NewsProtecting Paradise


Lake Okeechobee low levels help restoring natural habitat, algae blooms still present

Posted at 11:00 PM, Jun 12, 2019
and last updated 2019-06-12 23:00:05-04

OKEECHOBEE, Fla. -- Tracking the toxins. Fox 4 is getting an up-close look at the health of Lake Okeechobee, before more of the water is released to our rivers, canals and beaches.

The Okee-Tani boat ramp on the northwest shore of Lake O is where Dr. Paul Gray from Audubon Florida launched his airboat, blue-green algae was clearly seen. There was no visible algae found out on the shallow parts where only an airboat could get to.

“Back in here there’s too many plants to compete with the algae for nutrients so we don’t have algae blooms back here,” said Dr. Paul Gray, Scientist, Audubon Florida.

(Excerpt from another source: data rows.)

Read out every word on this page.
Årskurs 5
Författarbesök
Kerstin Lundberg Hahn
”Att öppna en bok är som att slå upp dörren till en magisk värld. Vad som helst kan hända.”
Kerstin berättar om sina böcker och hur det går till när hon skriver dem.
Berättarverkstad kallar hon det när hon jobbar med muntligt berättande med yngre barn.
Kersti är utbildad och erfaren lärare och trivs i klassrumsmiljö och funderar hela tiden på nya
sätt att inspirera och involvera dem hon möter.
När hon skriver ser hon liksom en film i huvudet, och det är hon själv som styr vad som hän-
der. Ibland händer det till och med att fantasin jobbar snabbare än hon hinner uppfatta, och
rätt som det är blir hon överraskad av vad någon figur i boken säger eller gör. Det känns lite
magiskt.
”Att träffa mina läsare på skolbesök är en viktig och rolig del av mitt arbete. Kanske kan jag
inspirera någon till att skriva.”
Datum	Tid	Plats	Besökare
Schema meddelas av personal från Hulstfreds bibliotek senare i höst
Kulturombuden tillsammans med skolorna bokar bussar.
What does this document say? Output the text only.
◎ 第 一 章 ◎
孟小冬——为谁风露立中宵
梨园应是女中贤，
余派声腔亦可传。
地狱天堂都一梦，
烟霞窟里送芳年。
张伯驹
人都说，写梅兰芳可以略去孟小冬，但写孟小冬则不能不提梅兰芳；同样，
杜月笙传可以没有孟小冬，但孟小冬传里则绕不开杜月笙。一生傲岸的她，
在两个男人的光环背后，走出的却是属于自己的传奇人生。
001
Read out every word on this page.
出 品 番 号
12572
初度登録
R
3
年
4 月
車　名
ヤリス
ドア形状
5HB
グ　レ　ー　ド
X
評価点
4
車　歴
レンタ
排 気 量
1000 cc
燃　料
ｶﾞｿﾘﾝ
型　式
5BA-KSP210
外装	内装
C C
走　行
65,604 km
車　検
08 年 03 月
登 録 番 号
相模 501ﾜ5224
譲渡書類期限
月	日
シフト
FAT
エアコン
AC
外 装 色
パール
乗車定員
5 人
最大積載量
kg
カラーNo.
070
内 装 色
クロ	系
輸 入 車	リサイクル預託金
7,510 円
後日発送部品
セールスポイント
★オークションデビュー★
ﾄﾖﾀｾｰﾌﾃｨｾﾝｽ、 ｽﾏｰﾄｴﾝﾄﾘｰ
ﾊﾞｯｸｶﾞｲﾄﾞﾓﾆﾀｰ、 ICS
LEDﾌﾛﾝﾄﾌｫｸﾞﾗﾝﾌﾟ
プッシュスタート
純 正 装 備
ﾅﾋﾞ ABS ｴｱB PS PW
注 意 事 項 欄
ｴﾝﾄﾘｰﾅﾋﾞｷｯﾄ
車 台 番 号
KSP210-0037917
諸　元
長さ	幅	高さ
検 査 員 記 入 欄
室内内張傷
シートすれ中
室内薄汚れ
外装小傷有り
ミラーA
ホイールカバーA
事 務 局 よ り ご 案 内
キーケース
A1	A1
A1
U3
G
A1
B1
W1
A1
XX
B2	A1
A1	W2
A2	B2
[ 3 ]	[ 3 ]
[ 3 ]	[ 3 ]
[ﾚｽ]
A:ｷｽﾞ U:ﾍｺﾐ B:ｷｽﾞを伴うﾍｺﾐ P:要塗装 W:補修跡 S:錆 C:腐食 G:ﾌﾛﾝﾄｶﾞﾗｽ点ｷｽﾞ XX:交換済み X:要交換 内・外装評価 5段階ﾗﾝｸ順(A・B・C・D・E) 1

Toxic blue-green algae blooms feeds off of higher levels of phosphorous and nitrogen in the lake. Dr. Gray says blue-green algae is usually found in the middle of the lake, but it's hard to see with the naked eye.

“Not only is this a toxin danger to us, it also harms the ecosystem of Lake Okeechobee and our ability to have a great industry like Okeechobee is famous for,” said Dr. Gray.

Right now, the level of the lake is low at 11 feet, it's usually around 12 to 15 feet.

“We don’t want to go down to 11 feet every year, but this year while we are trying to recover we lost 60 square miles of plant communities from that deep water, and this is a way to recover it,” said Dr. Gray.

One-third of the 450,000 acre lake is made up of marsh and it helps purify the water. When Hurricane Irma hit the vegetation drowned because the lake level rose to 17 feet.

Low lake levels aren't ideal for fisherman or farmers, but Dr. Gray says it's the medicine the lake needs right now.

It might also help from having another a super bloom this summer, “if history is any indicator this won’t be as bad a summer, but again we are seeing some blooms already, so it’s anyones guess at how bad it’ll be,” said Dr. Gray.